Surrender of a biometric passcode (e.g. fingerprint or retinal scanners) -- This is typically not protected under the 5th Amendment since it does not bring forth any new information (Thompson & Jaikaran, 2016, p. 13). However, this is a highly under-determined area of law that seems highly debatable.
Surrender of the unencrypted data -- This is protected by 5th Amendment laws depending on the applicability of the “Foregone Conclusion” Doctrine (Thompson & Jaikaran, 2016, p. 14). If the existence, authenticity, and possession of the documents are known with reasonable certainty beforehand, it will likely not be protected (e.g., In re Boucher, 2009). However, if any of those are not proven, it is likely to be protected (e.g., Doe v. United States, 1988).
Practical Suggestions for Securing Data
As seen, encryption can offer significant legal protections to sensitive data, apart from the more obvious technological protections. However, this is only true if applied carefully to the data being protected. Therefore, the following steps are suggested to secure legal protections to sensitive data:
Don’t use biometric authentication -- This is often highly contested and is not likely to guarantee the safety of the data. If used at all, it should be coupled with a passcode (e.g. in a two-factor authentication system).
Take care in encrypted file organization and naming -- All that typically needs to be determined is that the incriminating data resides in the encrypted area, with reasonable certainty. Therefore, giving revealing names or structure to encrypted files is likely to allow for this reasonable certainty.
Use cloud technologies -- Since the data physically resides elsewhere and it is difficult to trace a particular account back to an individual, it becomes infeasible to access the data or prove ownership of it in any way other than knowing the passcode.

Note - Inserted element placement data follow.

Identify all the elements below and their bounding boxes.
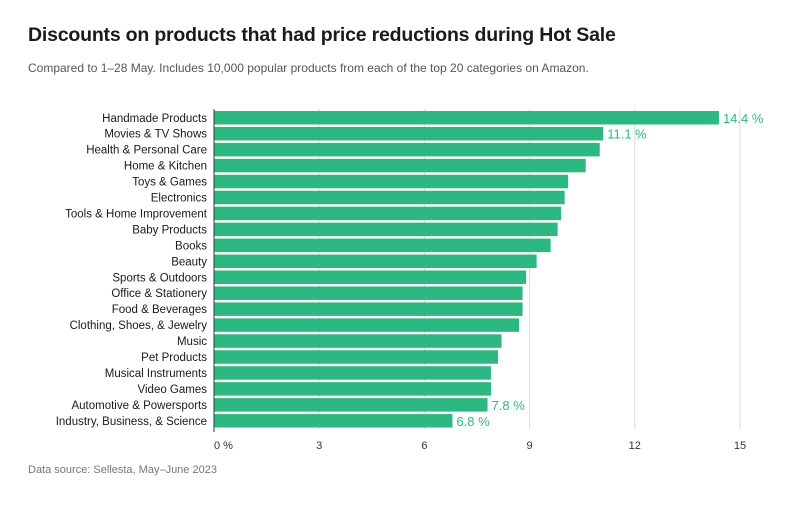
x-tick-label: 15 (734, 440, 746, 452)
category-label: Musical Instruments (105, 368, 208, 380)
category-label: Toys & Games (132, 177, 207, 189)
bar (214, 174, 569, 189)
x-tick-label: 3 (316, 440, 322, 452)
category-label: Music (177, 336, 207, 348)
category-label: Books (175, 240, 207, 252)
category-label: Electronics (151, 193, 207, 205)
category-label: Industry, Business, & Science (56, 416, 207, 428)
bar (214, 286, 523, 300)
bar (214, 382, 492, 396)
bar (214, 318, 520, 332)
bar (214, 366, 492, 380)
bar (214, 190, 565, 205)
x-tick-label: 0 % (214, 440, 233, 452)
data-label: 11.1 % (607, 127, 647, 142)
bar (214, 126, 604, 141)
category-label: Video Games (138, 384, 208, 396)
bar (214, 111, 719, 125)
bar (214, 238, 551, 253)
chart-title: Discounts on products that had price red… (28, 24, 616, 46)
data-source-note: Data source: Sellesta, May–June 2023 (28, 464, 217, 476)
category-label: Tools & Home Improvement (65, 208, 208, 220)
bar (214, 142, 600, 157)
bar (214, 222, 558, 237)
category-label: Handmade Products (102, 113, 207, 125)
bar (214, 334, 502, 348)
category-label: Home & Kitchen (124, 161, 207, 173)
x-tick-label: 9 (527, 440, 533, 452)
bar (214, 270, 527, 284)
bar (214, 302, 523, 316)
category-label: Clothing, Shoes, & Jewelry (70, 320, 208, 332)
bar (214, 414, 453, 428)
category-label: Health & Personal Care (86, 145, 207, 157)
x-tick-label: 12 (629, 440, 641, 452)
category-label: Beauty (171, 256, 207, 268)
chart-subtitle: Compared to 1–28 May. Includes 10,000 po… (28, 61, 589, 75)
category-label: Automotive & Powersports (71, 400, 207, 412)
category-label: Food & Beverages (112, 304, 208, 316)
bar (214, 158, 586, 173)
bar (214, 350, 499, 364)
category-label: Movies & TV Shows (104, 129, 207, 141)
bar (214, 398, 488, 412)
data-label: 7.8 % (492, 398, 526, 413)
category-label: Pet Products (141, 352, 207, 364)
category-label: Sports & Outdoors (112, 272, 207, 284)
x-tick-label: 6 (421, 440, 427, 452)
bar (214, 206, 562, 221)
bar (214, 254, 537, 269)
data-label: 6.8 % (456, 414, 490, 429)
category-label: Baby Products (132, 224, 207, 236)
data-label: 14.4 % (723, 111, 764, 126)
category-label: Office & Stationery (111, 288, 207, 300)
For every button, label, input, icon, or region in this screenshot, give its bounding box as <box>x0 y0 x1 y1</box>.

This makes the data technologically protected (since it is a monumental task to find the necessary data among all possible cloud providers), and legally protected (since it is difficult to apply the “Foregone Conclusion” Doctrine in this case) (Engel, 2012, p. 126). Two sub-recommendations are suggested:
Use cloud platforms anonymously -- Access to an account should not be able to be proven through any means other than knowing the correct location, account name, and password for the data. This may include using an anonymous method of network access, such as an encrypted VPN connection or an anonymization system like Tor or I2P. This may also include the regular cleaning of logs or caches that may indicate cloud platform access.
Use pre-Internet encryption -- While many cloud providers encrypt data on their end, it is suggested to encrypt the data before storing it within a cloud provider. This allows for further legal protection by adding another layer of difficulty in obtaining the sensitive files.

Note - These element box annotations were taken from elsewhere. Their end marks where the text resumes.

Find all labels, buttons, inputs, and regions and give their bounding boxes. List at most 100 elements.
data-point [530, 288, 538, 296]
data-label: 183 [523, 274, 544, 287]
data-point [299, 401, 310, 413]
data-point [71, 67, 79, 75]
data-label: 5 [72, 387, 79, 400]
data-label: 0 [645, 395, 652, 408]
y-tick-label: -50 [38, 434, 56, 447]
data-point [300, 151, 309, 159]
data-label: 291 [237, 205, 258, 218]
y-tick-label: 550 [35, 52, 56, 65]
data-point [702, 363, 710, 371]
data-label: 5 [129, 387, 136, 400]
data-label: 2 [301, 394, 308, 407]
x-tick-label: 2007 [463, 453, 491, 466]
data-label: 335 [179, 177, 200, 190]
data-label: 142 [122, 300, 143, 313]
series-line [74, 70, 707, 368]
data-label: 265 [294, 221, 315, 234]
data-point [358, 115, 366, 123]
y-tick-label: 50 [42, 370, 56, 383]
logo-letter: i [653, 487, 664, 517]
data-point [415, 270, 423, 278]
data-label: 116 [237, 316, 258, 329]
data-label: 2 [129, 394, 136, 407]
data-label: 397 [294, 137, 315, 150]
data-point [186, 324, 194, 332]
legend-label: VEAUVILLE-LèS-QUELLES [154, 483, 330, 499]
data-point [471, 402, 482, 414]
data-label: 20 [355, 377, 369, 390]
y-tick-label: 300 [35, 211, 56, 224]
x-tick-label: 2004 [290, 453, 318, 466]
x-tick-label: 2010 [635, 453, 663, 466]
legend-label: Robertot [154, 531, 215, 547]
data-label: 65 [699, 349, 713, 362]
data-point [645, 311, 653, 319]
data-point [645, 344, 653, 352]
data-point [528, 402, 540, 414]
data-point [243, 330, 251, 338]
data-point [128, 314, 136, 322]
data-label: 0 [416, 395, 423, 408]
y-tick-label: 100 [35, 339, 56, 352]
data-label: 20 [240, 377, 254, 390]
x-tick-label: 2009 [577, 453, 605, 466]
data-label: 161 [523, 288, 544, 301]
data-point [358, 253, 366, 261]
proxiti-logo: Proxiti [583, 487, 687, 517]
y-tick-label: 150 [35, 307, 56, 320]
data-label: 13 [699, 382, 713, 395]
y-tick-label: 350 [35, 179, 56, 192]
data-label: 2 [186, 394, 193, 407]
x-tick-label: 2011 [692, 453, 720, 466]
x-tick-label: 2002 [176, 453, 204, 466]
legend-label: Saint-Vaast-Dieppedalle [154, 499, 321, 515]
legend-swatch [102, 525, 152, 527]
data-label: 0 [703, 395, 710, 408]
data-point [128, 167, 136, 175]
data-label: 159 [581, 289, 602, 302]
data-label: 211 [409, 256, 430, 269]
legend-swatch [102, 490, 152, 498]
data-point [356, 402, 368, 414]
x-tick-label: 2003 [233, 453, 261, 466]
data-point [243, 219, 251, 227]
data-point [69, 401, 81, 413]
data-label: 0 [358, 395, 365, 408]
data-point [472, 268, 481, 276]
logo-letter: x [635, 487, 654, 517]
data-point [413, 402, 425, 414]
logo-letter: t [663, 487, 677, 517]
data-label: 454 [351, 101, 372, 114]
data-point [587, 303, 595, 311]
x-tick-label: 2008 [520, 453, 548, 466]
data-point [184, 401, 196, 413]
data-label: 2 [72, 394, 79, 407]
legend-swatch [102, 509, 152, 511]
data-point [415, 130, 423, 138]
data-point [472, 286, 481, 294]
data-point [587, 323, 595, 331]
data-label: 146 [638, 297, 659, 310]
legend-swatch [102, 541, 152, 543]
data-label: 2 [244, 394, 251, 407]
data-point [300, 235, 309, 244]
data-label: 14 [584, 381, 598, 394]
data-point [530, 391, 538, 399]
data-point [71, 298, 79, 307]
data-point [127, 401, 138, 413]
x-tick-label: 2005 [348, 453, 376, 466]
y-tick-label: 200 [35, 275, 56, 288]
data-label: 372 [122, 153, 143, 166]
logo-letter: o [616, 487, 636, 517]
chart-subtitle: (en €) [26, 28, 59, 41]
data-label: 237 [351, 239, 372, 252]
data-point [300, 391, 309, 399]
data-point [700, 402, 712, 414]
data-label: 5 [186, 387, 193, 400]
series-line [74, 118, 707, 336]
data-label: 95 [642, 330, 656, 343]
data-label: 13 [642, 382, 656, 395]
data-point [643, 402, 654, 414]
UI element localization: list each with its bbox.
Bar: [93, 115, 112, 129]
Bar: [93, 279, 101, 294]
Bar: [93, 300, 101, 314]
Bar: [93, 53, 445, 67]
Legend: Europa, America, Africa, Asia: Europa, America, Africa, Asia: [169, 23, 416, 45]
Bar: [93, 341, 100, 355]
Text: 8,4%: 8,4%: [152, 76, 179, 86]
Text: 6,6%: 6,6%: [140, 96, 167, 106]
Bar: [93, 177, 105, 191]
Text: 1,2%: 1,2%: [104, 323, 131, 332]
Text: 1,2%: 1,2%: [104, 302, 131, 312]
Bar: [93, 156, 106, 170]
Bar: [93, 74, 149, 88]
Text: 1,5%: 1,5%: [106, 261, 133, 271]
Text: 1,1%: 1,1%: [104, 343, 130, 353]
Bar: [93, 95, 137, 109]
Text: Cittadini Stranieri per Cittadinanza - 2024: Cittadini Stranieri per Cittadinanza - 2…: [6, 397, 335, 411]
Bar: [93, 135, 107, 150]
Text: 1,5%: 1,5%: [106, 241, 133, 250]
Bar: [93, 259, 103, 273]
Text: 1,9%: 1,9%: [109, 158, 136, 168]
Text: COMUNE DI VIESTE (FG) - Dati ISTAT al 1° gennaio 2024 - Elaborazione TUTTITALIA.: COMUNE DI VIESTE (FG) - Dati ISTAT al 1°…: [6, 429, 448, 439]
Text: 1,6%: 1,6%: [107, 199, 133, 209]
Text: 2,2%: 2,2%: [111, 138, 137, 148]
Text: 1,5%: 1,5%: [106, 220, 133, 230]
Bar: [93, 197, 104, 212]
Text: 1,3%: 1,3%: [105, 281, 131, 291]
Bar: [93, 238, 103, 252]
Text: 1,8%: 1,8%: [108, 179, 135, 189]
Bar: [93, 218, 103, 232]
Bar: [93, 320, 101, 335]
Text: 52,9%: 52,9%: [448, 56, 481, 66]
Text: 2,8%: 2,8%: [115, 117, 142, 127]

Colarusso, D. (2011). Heads in the Cloud, a Coming Storm: The Interplay of Cloud Computing, Encryption, and the Fifth Amendment's Protection Against Self-incrimination. Boston University Journal of Science & Technology Law, 17(1). Retrieved March 13, 2017.
DeBlis, M. J., III. (2015, August 21). Deconstructing the “Act of Production” Doctrine. Deblis Law. Retrieved March 13, 2017, from https://www.deblislaw.com
Doe v. United States, 487 U.S. 201 (1988).

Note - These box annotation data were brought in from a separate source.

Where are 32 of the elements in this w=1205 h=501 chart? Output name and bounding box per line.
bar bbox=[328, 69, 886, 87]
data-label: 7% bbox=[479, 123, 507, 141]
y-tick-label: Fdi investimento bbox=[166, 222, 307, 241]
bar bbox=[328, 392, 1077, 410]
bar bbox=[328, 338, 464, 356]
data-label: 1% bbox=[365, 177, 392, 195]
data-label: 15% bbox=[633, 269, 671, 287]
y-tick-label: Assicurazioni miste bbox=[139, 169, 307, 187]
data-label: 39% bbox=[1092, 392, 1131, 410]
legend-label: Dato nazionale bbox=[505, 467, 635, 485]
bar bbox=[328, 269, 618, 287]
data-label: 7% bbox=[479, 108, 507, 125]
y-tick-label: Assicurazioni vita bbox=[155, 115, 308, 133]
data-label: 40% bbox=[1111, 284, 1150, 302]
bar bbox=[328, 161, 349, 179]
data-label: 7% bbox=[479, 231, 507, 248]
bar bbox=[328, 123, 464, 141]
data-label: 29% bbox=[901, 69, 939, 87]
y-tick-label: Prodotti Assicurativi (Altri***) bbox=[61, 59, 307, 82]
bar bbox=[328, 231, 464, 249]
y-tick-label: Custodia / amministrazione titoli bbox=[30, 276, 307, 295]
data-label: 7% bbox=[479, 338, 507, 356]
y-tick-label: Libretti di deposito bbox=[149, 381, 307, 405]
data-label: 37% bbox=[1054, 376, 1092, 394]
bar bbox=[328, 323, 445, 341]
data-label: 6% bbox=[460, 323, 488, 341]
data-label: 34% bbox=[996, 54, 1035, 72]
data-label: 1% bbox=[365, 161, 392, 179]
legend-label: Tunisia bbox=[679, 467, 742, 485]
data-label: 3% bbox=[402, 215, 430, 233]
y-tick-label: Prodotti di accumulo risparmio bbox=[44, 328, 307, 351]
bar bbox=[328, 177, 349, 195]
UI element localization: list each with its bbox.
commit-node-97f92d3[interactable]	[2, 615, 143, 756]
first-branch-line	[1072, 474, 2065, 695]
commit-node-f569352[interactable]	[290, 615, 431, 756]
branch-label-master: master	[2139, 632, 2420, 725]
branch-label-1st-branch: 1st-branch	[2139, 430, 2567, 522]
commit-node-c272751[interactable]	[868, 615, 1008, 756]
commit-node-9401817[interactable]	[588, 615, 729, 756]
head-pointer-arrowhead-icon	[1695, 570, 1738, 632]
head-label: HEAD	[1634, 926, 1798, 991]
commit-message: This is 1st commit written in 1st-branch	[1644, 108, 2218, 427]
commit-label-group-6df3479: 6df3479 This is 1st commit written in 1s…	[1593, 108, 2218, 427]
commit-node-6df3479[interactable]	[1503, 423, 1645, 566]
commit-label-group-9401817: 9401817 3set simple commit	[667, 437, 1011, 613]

Engel, J. A. (2012). Rethinking the Application of the Fifth Amendment to Passwords and Encryption in the Age of Cloud Computing. Whittier Law Review. Retrieved March 13, 2017.
In re Grand Jury Subpoena to Sebastien Boucher, No. 2:06-mj-91, 2009 WL 424718 (D. Vt. Feb 19, 2009).Thompson, R. M., II, & Jaikaran, C. (2016). Encryption: Selected Legal Issues (Rep. No. R44407). Washington D.C.: Library of Congress. Congressional Research Service.U.S. Const. amend. V.